Les Archives Nice Cote d’Azur regorgent de documents (registres, correspondances, plans, photographies…) qui ne demandent qu’à sortir de leurs boîtes pour se mettre en mouvement et vous conter l’histoire des sites, édifices, événements et personnages clés de l’histoire de Nice. 

© Adagp, Paris, 2021
Affiche de Jean-Dominique Van Caulaert (1897-1979), Nouveau Casino de Nice, imp. Bedos (Paris), 1947. Archives Nice Côte d’Azur, 7 Fi 3

À la fois « café chantant », cercle de jeux et théâtre de comédies, la salle de spectacles de la rue Saint-Michel (aujourd’hui Sacha-Guitry) a plusieurs fois changé de propriétaires et de nom depuis son ouverture la fin des années 1890 : Kristal-Casino avant-guerre, Trianon après l’Armistice, Petit Casino dans les années 1930, Nouveau Casino dans les années 1940, Casino-Club dans les années 1960-1970…

En 1898, Giacomi en fait les « Folies Bergère » de Nice. En 1928, avec son nouveau directeur, Marcel Sablon (1894-1968), il s’impose comme « le plus parisien des théâtres de Nice ». Il accueille alors opérettes, numéros et revues, tours de chants d’artistes lyriques ou de variétés : l’actrice Cécile Sorel, le chanteur Léon Ponzio et bien d’autres encore s’y sont produits jusqu’à la Deuxième Guerre mondiale.

En 1942, un groupe d’industriels lyonnais confie à l’architecte Richard Laugier (1896-1984) le réaménagement de la salle de spectacles et des salles de jeux : les travaux rendent plus accueillante la façade sur rue et le hall d’entrée d’où partent deux escaliers. La décoration des accès, des balustres et le superbe plafond à caissons donnent à la salle un volume plus harmonieux.
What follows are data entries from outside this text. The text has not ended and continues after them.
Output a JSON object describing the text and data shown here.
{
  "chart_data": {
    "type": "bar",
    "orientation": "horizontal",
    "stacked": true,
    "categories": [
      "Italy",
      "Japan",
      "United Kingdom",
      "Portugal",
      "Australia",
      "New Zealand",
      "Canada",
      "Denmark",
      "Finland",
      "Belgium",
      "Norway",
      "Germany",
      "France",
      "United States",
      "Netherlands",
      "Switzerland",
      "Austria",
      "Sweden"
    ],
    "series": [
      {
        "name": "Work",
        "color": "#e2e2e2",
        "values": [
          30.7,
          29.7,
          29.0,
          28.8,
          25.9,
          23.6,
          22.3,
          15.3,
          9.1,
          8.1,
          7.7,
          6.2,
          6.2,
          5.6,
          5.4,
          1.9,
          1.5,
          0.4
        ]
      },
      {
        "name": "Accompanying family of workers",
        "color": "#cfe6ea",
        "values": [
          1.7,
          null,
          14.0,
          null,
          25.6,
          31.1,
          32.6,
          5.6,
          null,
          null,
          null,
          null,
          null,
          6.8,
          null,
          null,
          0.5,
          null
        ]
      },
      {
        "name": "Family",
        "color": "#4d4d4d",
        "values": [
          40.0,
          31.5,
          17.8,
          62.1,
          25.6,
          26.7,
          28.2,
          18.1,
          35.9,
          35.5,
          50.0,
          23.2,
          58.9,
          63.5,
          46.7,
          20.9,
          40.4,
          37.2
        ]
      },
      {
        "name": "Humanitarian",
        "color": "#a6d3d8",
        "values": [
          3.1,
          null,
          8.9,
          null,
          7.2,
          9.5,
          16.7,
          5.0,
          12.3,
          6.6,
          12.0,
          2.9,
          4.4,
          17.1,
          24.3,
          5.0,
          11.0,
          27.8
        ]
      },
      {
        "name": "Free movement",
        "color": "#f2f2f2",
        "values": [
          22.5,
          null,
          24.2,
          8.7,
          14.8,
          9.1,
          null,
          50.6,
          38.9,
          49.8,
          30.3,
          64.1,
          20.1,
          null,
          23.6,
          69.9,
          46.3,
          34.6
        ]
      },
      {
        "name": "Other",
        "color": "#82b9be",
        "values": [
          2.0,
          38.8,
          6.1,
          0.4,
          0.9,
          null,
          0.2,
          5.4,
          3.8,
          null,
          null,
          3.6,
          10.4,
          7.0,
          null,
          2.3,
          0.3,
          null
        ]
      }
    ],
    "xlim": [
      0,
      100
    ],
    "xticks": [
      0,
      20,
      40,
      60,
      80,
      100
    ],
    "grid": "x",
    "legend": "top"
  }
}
Les installations techniques sont également modernisées et le casino est doté du « son Tabarin », du nom du principal concurrent du Moulin-Rouge à Montmartre.

C’est pour accompagner la réouverture d’après-guerre que l’établissement passe commande de cette création à l’affichiste de Montmartre Jean-Dominique Van Caulaert (1897-1979) – célèbre, dans les années 1930-1940, pour ses affiches des spectacles de Mistinguett, Marie Dubas, Joséphine Baker, Cécile Sorel, Suzy Solidor, Lys Gauty ou Tino Rossi. Une danseuse de revue en robe à frou-frou et bas « french-cancan » y promet aux spectateurs niçois des nuits aussi endiablées que celles des music-halls du « Gai Paris ».

Dans les années 1960-1970, on pourra entendre au Casino Club Amalia Rodriguez, « la reine du fado », le Toulousain Claude Nougaro, le violoniste Stéphane Grappelli…

Enfin, le chef étoilé Jacques Maximin s’installe en 1989 dans ce complexe de 3 600 m2. L’établissement est à l’abandon depuis la faillite des Brasseries Georges en 2015.